2. Extend the energy model to a banked memory (Figure 2) and determine the areaenergy tradeoff and energy-optimal bank size.



Figure 2: Banked Memory with b = 4 Banks

- Consider breaking an N-word memory into b banks  $(b \times d = N)$ .
- Assume you only have to switch a single bank at a time.
- Assume the bank outputs are combined by a mux-tree of 2-input multiplexers. Model each 2-input multiplexer as placing a load of 8× the minimum transistor width on its control inputs and 4× the minimum transistor width on its data inputs.
- There is a mux that will need to be controlled for each bit of the datapath.
- We will assume the logic to select which bank to energize is small compared to the other terms and ignore it.
- It is necessary to drive the addresses to all of the banks. Assume each of the addresses sees the load of 9× the minimum transistor width for each bank for this distribution. This loading is for buffering (isolating) the bank address load that you calculated in the previous problem. These buffers are also partially responsible for disabling the non-active banks.
- (a) Write an equation for the energy per read operation for the banked memory similar to the one developed for the previous problem. Again, this should be reduced to a function of  $C_{g,total}$  and  $V_{dd}$  as well as the organization parameters (b, d, w).
- (b) What b will minimize the energy per read operation? (This is a symbolic questions. Your answer will be an equation.)
- (c) Write an equation for the area of the banked memory, building on the area model from HW.3 (below):
  - Area(2-input gate) = 2
  - Area for a bank: *d*-entry, *w*-bit wide memory  $= d(2\log_2(d)+w)+10w$  (assume this includes the sense amps)
  - Compute the area of the 2-input mux based on its gate-level implementation.
- (d) For the 45nm node, identify  $C_{g,total}$  and  $V_{dd}$  in the ITRS (Table PID3B in the FOCUS C Tables set—footnotes explained at bottom PIDS3A table).
- (e) Assuming  $N = 2^{14}$ , w = 32, compute the area and energy for b being powers of 2 from  $2^0$  to  $2^{14}$ . If your answer to (b) suggests a non-power of two bank count, b, also calculate area and energy for that b.
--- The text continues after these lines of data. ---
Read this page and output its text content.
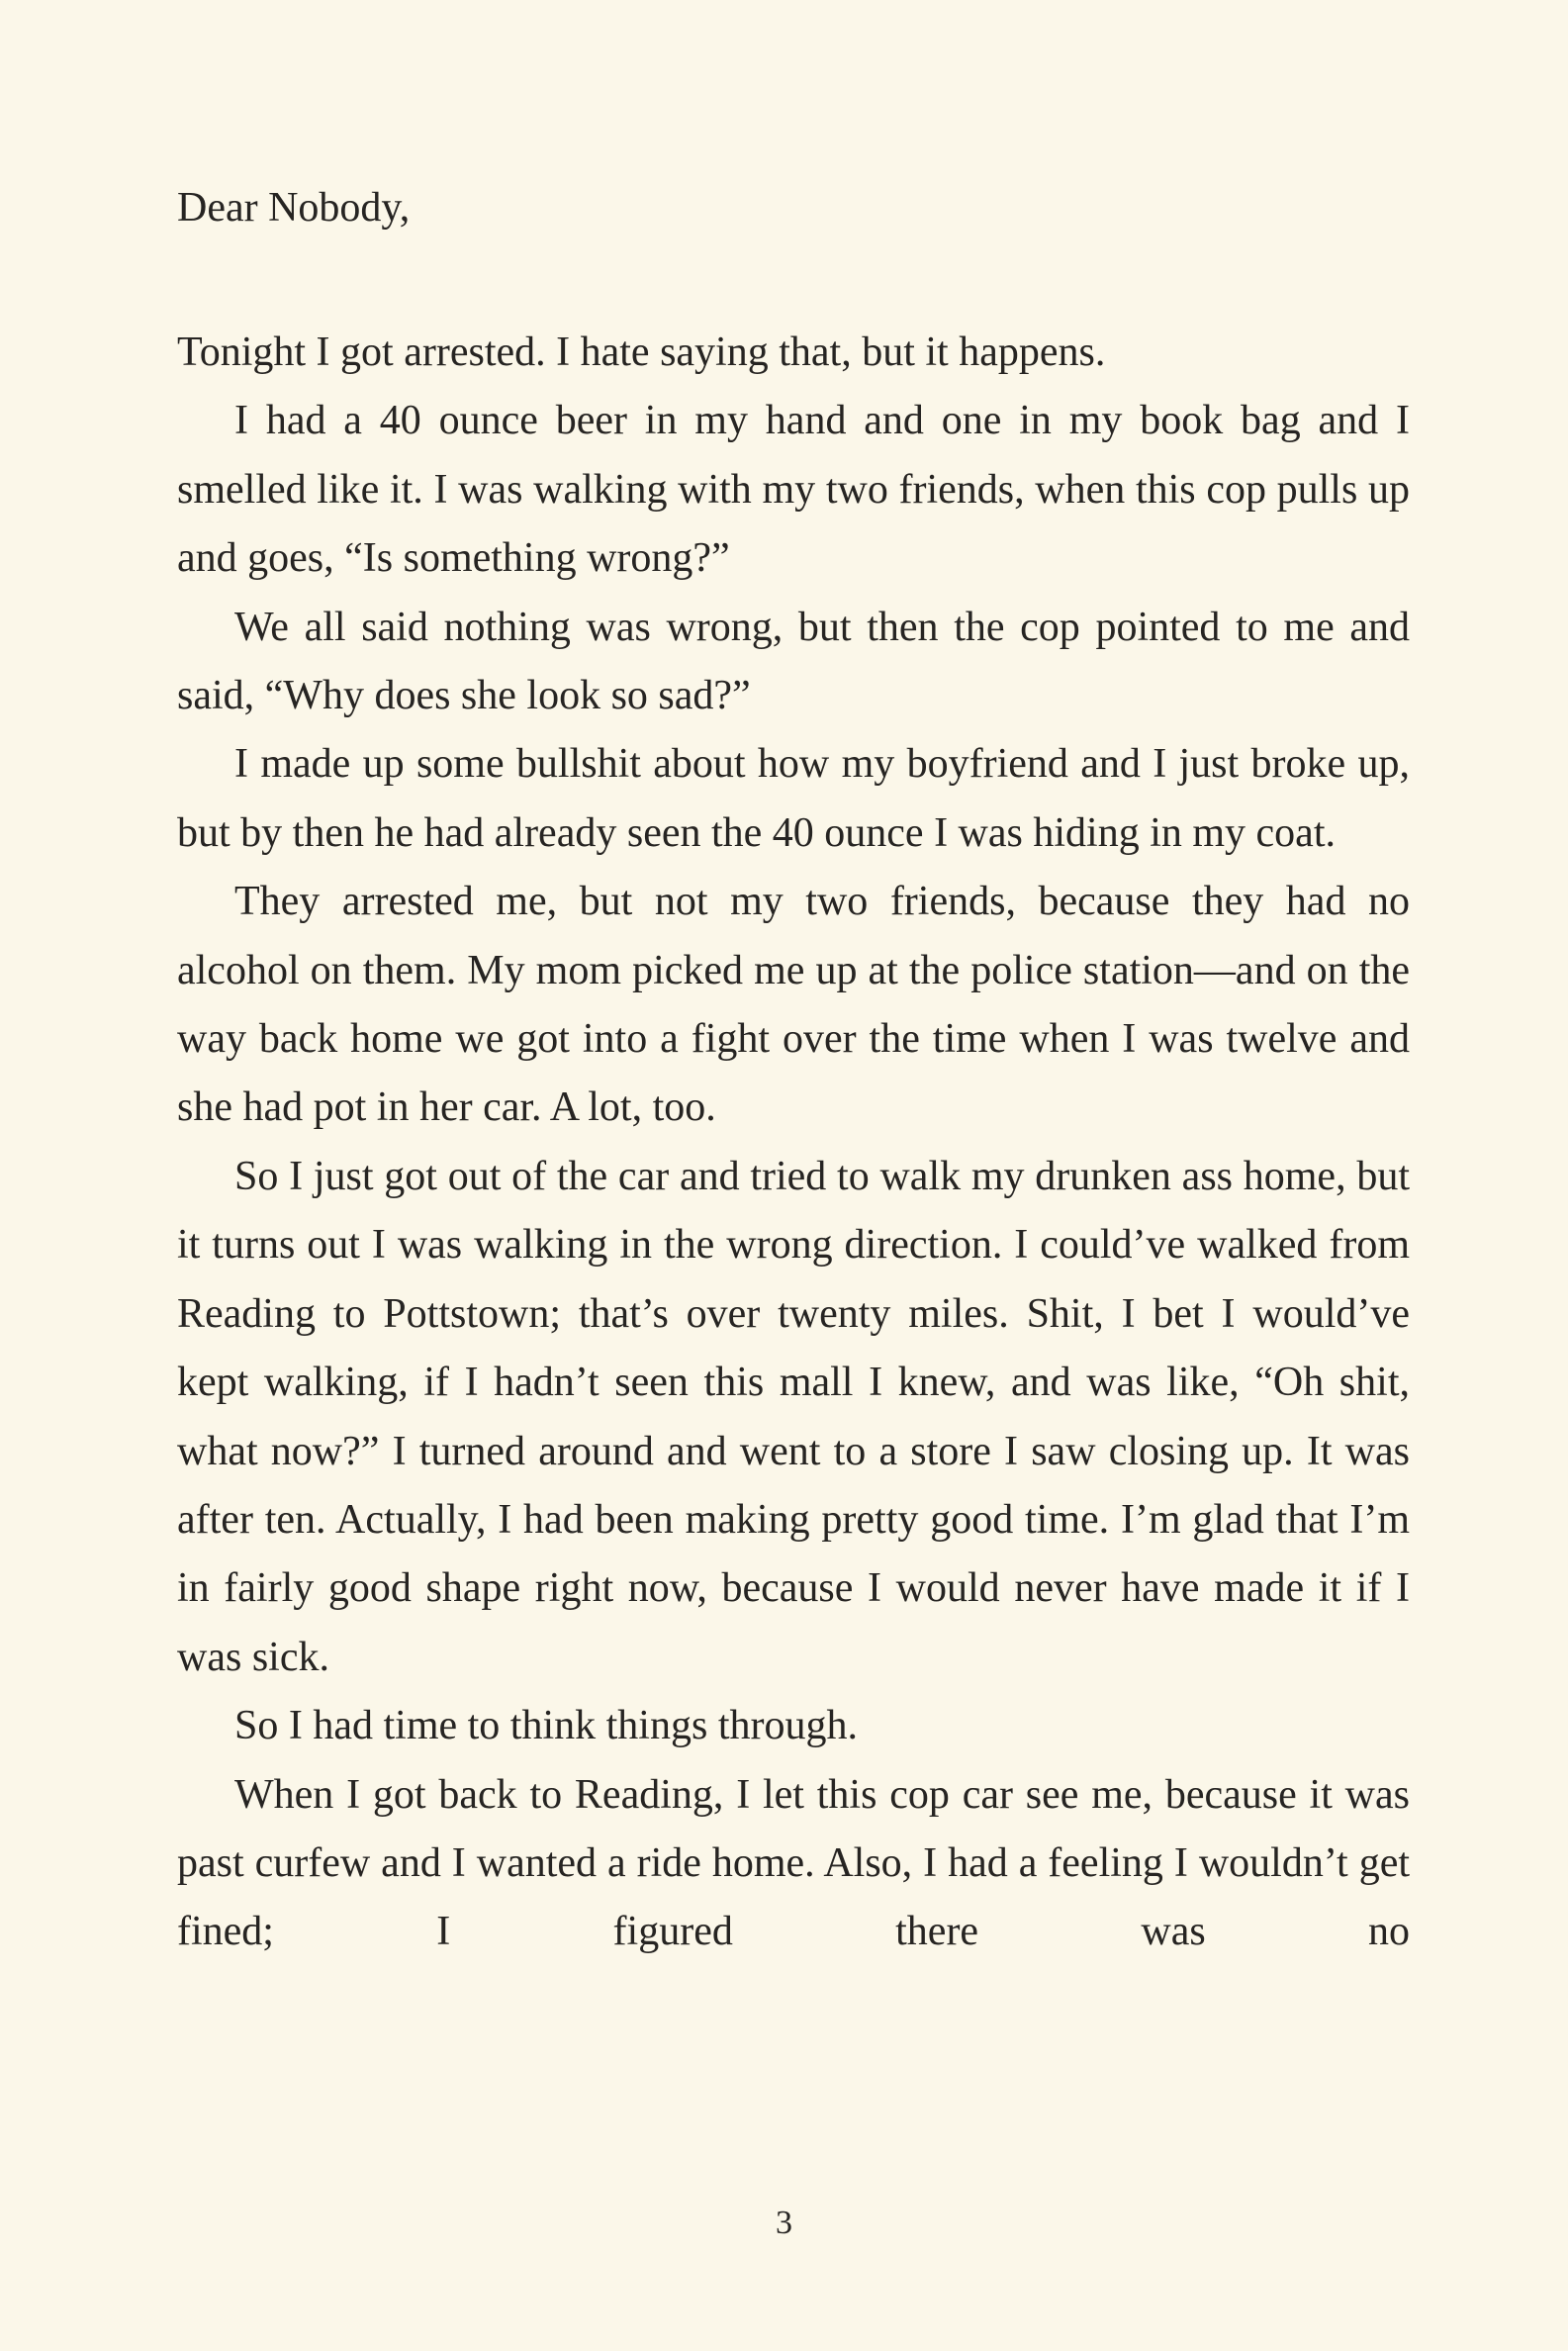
Dear Nobody,

Tonight I got arrested. I hate saying that, but it happens.

I had a 40 ounce beer in my hand and one in my book bag and I smelled like it. I was walking with my two friends, when this cop pulls up and goes, “Is something wrong?”

We all said nothing was wrong, but then the cop pointed to me and said, “Why does she look so sad?”

I made up some bullshit about how my boyfriend and I just broke up, but by then he had already seen the 40 ounce I was hiding in my coat.

They arrested me, but not my two friends, because they had no alcohol on them. My mom picked me up at the police station—and on the way back home we got into a fight over the time when I was twelve and she had pot in her car. A lot, too.

So I just got out of the car and tried to walk my drunken ass home, but it turns out I was walking in the wrong direction. I could’ve walked from Reading to Pottstown; that’s over twenty miles. Shit, I bet I would’ve kept walking, if I hadn’t seen this mall I knew, and was like, “Oh shit, what now?” I turned around and went to a store I saw closing up. It was after ten. Actually, I had been making pretty good time. I’m glad that I’m in fairly good shape right now, because I would never have made it if I was sick.

So I had time to think things through.

When I got back to Reading, I let this cop car see me, because it was past curfew and I wanted a ride home. Also, I had a feeling I wouldn’t get fined; I figured there was no

3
Plot the resulting area-energy tradeoff curve (note that b is **not** an axis in this graph; the axes are energy and area).

- 3. Determine the impact of scaling on energy and power. For concreteness, we ask you to evaluate this at four ITRS technology nodes: 45nm, 21nm, and 11.9nm, and 7.5nm. Assume area scales proportional to  $F^2$ .
  - (a) Using your equations from Problem 2(b) and considering  $N = 2^{14}$ , w = 32, what is the energy-minimizing bank size at each technology node?
  - (b) At the energy-minimizing bank size and using ITRS PIDS3B parameters appropriate to each technology, what is the energy per read in each technology?
  - (c) Assuming these operate at the same frequency,<sup>4</sup> what is the power density associated with each technology.

Summarize these results in a table with a row for each technology.

 $<sup>{}^{4}\</sup>mathrm{A}$  likely oversimplification...